Graham’s formative years made him an unlikely candidate for turning out to be one of the NFL’s top quarterbacks. Graham had an early interest in pursuing a career in music, and attended Northwestern University on a basketball scholarship. However, Graham also took a shot at playing on the football team. Perhaps Graham’s biggest victory on the football field was against the powerhouse Ohio State Buckeyes in 1941. The victory made quite an impact on then Ohio State coach Paul Brown. When Brown decided to make a jump to coaching professional football, he had kept Graham in mind to be his quarterback. The issue was that World War II was looming and that caused many young athletes at the time to put any sports dreams on hold and enlist in the military.
Graham was no different, he finished his collegiate career at Colgate University in order to receive training to be a naval pilot. Despite being in the midst of war, Graham had football options open to him. He had been drafted by the Detroit Lions of the NFL, and had an open offer to join the brand new Cleveland Browns who would play in the upstart All-American Football Conference. Graham agreed to the Browns offer, but when the war in Germany ended in 1945 he would have to wait until the 1946 season for the AAFC to begin operations.
Graham’s service caused him to report late to the Browns’ first training camp for the 1946 season. Although not initially the starter, Graham quickly assumed the role and led the Browns to the league’s first-ever championship. For the four years of the AAFC’s existence, the Browns won every championship the league awarded. The Browns were so dominant in the AAFC that in 1949 an All-Star Game was organized that featured the league’s top players in a matchup against the Browns.
In 1950 the NFL merged with the AAFL, keeping a few of their franchises operational. With a strong fan base and a stadium that held 80,000 people at their disposal, the Browns were certainly set up to compete with the top football league in the country. However, most people dismissed the Browns that season as a team that dominated an inferior football league. With Graham at quarterback, the Browns silenced critics by posting a 9-2 record and storming the playoffs the Browns won the NFL Championship in their first year in the league.
Graham would go on to play for six seasons in the NFL, winning the NFL Championship two more times. Graham still hold the NFL records for yards per attempt and quarterback winning percentage. Under Graham, the Browns never finished below .500 in a season. Graham added two Most Valuable Player awards and five Pro-Bowls to his impressive resume.
In an interesting side note in Graham’s career, he is widely credited with being the player to popularize the face mask. In a game in 1953 Graham took an elbow to the jaw. Coach Brown decided to fix a clear strip of acrylic to his helmet to protect Graham’s face from another blow of that nature. Fearful the acrylic would become brittle in colder temperature games, the league banned that style mask for use in games. However, a similar metal bar substitute soon became the standard that is used to this day.

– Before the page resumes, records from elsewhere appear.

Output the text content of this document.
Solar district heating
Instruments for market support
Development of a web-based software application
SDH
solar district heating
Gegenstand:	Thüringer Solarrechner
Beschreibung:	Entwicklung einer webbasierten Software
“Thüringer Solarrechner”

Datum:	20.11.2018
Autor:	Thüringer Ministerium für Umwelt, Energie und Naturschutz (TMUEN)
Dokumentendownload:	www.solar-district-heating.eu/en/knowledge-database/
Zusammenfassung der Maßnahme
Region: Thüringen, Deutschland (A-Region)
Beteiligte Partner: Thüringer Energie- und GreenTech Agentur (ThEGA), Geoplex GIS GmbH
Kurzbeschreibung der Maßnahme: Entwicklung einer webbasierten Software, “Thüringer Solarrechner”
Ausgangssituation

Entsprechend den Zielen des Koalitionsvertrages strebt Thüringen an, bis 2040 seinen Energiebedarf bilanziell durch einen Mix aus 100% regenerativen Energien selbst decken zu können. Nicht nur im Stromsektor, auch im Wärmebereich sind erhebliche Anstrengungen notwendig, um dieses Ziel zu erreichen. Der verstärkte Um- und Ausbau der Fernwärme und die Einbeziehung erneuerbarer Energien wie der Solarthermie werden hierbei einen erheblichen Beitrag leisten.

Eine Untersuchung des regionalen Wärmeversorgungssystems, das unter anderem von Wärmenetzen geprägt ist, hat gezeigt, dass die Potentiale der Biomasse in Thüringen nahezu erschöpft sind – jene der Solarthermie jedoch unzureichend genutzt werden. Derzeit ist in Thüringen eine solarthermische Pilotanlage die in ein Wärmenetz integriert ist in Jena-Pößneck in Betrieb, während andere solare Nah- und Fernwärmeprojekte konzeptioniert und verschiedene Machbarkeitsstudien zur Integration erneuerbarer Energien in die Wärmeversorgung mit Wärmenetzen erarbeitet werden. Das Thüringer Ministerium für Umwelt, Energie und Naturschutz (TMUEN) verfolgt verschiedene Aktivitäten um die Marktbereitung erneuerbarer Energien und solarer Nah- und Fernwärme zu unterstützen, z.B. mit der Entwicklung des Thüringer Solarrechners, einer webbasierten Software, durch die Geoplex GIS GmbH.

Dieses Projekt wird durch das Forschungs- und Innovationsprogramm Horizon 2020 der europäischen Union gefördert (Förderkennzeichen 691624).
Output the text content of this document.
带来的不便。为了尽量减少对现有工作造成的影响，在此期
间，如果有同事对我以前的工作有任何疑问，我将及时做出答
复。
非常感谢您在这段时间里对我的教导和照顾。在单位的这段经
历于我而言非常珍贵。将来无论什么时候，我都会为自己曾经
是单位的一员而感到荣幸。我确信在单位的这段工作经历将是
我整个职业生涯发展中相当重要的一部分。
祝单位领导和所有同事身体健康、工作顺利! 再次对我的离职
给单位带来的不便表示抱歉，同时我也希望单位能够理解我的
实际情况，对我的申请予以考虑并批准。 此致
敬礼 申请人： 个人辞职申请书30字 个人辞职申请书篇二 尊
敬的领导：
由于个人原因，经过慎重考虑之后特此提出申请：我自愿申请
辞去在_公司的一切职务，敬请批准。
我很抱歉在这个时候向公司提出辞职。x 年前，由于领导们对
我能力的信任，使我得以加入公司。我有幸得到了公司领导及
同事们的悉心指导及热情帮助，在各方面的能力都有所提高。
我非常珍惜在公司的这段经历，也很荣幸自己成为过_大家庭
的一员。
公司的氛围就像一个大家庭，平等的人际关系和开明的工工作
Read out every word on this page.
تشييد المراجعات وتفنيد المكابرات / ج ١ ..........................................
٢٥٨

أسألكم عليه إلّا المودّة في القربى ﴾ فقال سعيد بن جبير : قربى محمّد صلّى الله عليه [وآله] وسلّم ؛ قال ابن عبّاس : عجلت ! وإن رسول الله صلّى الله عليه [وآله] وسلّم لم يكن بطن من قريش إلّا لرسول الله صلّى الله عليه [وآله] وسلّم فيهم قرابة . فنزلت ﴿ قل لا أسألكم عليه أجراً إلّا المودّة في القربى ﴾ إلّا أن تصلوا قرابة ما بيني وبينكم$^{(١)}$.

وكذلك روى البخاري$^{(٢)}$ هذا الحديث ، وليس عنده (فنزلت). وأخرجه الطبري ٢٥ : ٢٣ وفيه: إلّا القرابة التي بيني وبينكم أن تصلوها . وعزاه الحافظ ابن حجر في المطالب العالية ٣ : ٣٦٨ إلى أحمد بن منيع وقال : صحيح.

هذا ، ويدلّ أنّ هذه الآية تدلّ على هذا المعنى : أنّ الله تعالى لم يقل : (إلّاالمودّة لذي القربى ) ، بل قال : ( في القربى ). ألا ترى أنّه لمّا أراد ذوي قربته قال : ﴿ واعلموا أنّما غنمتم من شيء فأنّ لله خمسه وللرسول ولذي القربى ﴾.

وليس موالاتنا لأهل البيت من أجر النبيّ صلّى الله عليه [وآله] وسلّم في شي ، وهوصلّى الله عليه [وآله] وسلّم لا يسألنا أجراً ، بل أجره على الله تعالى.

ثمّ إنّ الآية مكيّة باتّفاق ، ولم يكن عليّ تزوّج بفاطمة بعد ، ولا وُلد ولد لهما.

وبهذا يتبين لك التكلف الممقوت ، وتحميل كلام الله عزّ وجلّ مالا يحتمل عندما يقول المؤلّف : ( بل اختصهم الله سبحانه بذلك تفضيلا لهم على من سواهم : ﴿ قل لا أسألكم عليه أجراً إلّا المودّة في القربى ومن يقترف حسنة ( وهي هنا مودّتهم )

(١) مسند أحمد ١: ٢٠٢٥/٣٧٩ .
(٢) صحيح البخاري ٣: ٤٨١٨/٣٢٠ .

Graham’s legacy was that of one of the most dominant players of his era. He was enshrined into the Pro Football Hall of Fame in 1965. After football Graham held a job as the athletic director for the Coast Guard Academy. He put that job on hold to become the Head Coach of the Washington Redskins for three seasons, but returned to the Coast Guard Academy after his firing in 1968. After retirement, Graham enjoyed golfing and loved organizing charity outings until his health failed him in his later years. Graham passed in 2003 at the age of 82 leaving behind a great legacy.